In C. elegans, pUGs can be added to RNAs post-transcriptionally by the ribonucleotidyltransferase enzyme Mut-2/Rde-3 (hereafter, Rde-3). Rde-3 adds poly(UG) or poly(GU) tails (“pUG tails”) to RNA 3′ ends, initiating with either G or U with equal frequency.20, 21 pUG tails with 12 or more Gs convert otherwise inert RNAs into potent vectors for gene silencing.21 pUG tails function by recruiting RNA dependent RNA Polymerase (RdRP) to the ends of RNAs, marking them as templates for synthesis of small interfering RNAs (siRNAs).21 Enzymatic cycling of sense strand pUG tail synthesis and antisense siRNA production amplifies the gene silencing pathway and allows it to persist for generations, a phenomenon known as transgenerational epigenetic inheritance (TEI).21, 22 pUG mediated TEI is important for transposon silencing and maintenance of genome stability in C. elegans.21

We recently discovered the pUG fold, in which pUGs with 12 or more Gs fold into an atypical RNA quadruplex (G4) structure with a left-handed backbone that resembles Z RNA7 (Figure 1A and B). The pUG fold G4 is required for gene silencing.7 We determined the crystal structure of the pUG fold bound to the G4-stabilizing ligand N-methyl-mesoporphyrin IX (NMM), which stacks on the structure7 (Figure 1B). The pUG-NMM crystals were disordered due to 4-way twinning, owing to the near perfect 4-fold symmetry of the structure. The resulting electron density maps were insufficient to precisely locate some features of the RNA, including the positions of the 5′ and 3′ ends and the conformations of bulged uridines.7 Therefore, an improved understanding of the pUG fold structure is needed. Here we report the solution structure of the free pUG fold, determined by nuclear magnetic resonance (NMR) spectroscopy combined with small and wide-angle x-ray scattering (SAXS-WAXS). The low complexity and high symmetry of dinucleotide repeat sequences present challenges for NMR assignment and structure determination, and we successfully determined the structure by combining established strategies and new NMR methods.
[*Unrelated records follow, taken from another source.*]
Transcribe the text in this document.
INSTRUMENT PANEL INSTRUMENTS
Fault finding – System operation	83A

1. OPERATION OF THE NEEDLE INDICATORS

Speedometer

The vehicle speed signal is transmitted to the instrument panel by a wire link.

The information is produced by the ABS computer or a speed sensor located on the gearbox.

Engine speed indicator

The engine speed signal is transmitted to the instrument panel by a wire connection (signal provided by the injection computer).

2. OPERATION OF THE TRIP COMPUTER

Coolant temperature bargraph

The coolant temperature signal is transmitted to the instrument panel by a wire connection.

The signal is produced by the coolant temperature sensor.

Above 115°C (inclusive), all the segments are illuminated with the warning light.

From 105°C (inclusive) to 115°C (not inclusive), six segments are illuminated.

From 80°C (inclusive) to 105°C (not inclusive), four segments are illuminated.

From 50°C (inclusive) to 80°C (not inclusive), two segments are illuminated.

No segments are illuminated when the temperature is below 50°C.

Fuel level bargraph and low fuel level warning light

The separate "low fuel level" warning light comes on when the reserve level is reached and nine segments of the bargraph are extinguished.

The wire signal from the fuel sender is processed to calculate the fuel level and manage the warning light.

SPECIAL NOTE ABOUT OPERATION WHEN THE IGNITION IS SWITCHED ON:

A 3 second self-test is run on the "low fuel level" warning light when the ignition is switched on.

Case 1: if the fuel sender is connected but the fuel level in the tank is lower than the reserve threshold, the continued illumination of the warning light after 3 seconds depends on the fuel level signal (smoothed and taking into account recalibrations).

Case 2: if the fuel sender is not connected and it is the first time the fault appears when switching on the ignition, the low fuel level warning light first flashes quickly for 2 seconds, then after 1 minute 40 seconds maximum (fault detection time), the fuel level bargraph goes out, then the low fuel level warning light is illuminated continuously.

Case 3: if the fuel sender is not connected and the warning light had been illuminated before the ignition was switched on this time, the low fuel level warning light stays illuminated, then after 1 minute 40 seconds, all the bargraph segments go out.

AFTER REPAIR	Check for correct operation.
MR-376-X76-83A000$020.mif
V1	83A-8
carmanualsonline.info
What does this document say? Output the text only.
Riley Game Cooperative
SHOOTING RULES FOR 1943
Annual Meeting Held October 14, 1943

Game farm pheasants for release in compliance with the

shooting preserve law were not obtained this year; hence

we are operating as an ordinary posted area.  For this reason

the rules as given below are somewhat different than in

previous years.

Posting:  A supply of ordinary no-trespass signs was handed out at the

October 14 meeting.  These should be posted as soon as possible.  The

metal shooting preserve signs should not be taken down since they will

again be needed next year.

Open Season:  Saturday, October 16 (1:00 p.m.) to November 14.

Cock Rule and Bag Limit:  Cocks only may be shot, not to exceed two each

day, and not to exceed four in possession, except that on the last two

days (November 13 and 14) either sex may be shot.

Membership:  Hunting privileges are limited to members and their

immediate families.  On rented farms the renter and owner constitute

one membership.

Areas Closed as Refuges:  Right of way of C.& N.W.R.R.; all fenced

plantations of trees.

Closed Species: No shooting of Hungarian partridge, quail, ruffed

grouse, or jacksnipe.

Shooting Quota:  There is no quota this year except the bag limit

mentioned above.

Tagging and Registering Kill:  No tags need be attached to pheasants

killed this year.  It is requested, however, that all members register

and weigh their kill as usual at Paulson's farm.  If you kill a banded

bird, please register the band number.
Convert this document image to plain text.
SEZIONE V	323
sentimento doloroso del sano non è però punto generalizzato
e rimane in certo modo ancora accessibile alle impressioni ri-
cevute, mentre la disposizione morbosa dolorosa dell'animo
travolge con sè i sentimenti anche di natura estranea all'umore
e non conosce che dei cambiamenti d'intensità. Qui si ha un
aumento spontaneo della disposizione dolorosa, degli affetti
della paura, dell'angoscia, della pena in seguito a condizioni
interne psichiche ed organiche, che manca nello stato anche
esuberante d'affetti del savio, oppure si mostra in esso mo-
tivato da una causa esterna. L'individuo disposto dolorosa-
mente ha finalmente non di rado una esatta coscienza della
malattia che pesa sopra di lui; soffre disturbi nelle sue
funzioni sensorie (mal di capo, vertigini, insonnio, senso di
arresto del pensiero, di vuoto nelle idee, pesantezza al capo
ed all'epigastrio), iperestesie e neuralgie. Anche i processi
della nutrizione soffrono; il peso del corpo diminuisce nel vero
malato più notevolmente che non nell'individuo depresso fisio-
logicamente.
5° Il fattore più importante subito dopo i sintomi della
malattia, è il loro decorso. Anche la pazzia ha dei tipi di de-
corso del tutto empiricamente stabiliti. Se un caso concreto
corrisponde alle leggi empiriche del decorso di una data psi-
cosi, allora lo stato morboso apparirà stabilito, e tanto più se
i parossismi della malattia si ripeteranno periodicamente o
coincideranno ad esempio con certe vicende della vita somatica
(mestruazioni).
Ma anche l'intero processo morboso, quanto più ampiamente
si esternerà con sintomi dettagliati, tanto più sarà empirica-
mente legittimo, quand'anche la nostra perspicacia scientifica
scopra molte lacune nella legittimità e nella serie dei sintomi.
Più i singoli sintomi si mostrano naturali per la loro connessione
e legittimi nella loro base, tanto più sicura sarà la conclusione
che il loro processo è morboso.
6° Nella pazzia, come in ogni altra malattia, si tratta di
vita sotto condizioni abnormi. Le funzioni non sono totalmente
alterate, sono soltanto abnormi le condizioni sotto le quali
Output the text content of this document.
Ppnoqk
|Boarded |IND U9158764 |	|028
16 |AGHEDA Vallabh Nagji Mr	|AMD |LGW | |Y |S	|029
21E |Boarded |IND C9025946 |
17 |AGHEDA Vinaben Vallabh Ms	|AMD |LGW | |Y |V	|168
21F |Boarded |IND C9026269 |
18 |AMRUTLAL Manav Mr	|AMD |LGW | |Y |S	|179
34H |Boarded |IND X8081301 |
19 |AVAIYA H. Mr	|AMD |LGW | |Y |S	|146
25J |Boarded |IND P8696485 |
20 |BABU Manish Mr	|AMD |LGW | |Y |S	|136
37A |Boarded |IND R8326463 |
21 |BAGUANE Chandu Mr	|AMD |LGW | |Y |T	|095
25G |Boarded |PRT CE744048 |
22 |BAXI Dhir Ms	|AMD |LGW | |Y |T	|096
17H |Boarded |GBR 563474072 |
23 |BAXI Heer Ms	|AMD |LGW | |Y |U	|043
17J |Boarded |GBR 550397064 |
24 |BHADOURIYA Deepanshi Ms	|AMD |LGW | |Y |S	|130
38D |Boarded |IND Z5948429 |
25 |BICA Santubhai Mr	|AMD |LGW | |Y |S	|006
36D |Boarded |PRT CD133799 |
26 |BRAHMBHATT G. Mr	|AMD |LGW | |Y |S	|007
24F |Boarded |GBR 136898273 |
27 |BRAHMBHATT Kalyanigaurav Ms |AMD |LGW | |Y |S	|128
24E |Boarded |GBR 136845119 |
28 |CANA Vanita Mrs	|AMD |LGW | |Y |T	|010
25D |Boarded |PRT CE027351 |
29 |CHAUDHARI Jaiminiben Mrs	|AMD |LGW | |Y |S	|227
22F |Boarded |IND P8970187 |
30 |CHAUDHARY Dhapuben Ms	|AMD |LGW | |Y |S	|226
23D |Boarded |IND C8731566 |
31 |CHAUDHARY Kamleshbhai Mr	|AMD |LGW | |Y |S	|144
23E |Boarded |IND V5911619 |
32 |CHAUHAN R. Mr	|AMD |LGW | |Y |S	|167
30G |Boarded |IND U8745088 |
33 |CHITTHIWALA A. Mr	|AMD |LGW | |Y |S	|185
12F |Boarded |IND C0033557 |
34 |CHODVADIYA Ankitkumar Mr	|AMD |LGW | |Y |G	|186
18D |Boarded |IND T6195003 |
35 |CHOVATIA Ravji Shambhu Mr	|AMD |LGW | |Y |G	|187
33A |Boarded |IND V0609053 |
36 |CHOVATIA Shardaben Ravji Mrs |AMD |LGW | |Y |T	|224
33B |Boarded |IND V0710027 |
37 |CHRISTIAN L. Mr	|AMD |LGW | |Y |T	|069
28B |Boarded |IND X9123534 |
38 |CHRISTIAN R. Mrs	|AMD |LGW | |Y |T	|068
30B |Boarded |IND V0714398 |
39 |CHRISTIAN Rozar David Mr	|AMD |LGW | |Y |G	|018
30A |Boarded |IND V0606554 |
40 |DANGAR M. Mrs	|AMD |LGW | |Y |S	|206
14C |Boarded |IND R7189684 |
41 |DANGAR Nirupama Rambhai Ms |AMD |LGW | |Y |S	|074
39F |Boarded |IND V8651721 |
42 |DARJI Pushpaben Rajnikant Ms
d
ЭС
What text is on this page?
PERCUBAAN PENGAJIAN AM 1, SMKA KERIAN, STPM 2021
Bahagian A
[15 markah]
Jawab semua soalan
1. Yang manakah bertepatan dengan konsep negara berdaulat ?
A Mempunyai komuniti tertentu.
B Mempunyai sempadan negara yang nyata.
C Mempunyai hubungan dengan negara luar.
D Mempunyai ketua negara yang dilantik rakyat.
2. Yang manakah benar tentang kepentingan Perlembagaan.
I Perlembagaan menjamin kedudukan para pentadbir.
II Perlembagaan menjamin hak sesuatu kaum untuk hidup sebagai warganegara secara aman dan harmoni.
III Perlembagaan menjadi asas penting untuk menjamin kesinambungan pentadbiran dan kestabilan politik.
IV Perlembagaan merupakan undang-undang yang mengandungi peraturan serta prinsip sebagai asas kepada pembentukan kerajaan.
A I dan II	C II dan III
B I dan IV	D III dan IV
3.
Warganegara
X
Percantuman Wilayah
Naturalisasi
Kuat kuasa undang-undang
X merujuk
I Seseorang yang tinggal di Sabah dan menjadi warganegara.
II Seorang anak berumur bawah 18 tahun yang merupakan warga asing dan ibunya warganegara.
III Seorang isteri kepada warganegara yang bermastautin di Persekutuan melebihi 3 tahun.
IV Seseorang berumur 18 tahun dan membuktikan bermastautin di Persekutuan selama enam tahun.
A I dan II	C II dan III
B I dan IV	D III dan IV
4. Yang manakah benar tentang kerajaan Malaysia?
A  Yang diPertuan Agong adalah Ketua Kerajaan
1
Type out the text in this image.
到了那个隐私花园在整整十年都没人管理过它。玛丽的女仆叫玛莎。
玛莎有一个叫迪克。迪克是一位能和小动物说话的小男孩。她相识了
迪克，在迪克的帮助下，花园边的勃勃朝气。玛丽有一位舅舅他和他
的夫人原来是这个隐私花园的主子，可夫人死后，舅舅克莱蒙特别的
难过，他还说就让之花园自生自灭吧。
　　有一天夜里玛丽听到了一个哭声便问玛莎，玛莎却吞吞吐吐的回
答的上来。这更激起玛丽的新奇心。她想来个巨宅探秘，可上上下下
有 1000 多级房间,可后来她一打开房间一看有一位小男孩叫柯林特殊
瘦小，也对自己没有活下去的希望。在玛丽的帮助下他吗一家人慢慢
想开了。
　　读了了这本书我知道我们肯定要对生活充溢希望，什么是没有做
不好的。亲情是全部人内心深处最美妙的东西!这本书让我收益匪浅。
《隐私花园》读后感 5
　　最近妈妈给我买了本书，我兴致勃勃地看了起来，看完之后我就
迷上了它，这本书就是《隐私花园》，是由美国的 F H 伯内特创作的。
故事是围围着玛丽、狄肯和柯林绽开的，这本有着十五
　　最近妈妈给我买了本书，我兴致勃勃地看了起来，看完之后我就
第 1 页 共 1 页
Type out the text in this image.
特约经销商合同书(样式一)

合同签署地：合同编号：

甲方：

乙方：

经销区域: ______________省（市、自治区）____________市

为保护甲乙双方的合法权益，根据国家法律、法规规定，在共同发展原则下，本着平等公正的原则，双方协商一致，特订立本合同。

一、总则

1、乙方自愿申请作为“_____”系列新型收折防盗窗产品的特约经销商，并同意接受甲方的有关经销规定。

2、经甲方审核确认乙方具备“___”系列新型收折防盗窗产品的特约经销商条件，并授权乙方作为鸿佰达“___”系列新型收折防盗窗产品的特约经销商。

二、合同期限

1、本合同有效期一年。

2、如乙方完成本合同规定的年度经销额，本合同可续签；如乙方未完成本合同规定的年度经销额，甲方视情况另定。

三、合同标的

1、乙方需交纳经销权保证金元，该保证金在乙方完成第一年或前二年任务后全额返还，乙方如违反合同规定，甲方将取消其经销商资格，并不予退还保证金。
For reproducibility, the entire dataset, including raw and processed data (>30 GB), along with all software used in this study, have been made accessible within the NMRbox virtual machine resource23 at https://www.nmrbox.org (public/pUGNMR). Overall, the solution structure of the pUG fold in the absence of NMM and the crystal structure bound to NMM are similar, with a few notable exceptions described below. The NMR data also show how the pUG fold can form within longer sequences, providing new insights into the mechanism by which pUG repeats can fold and function in cells.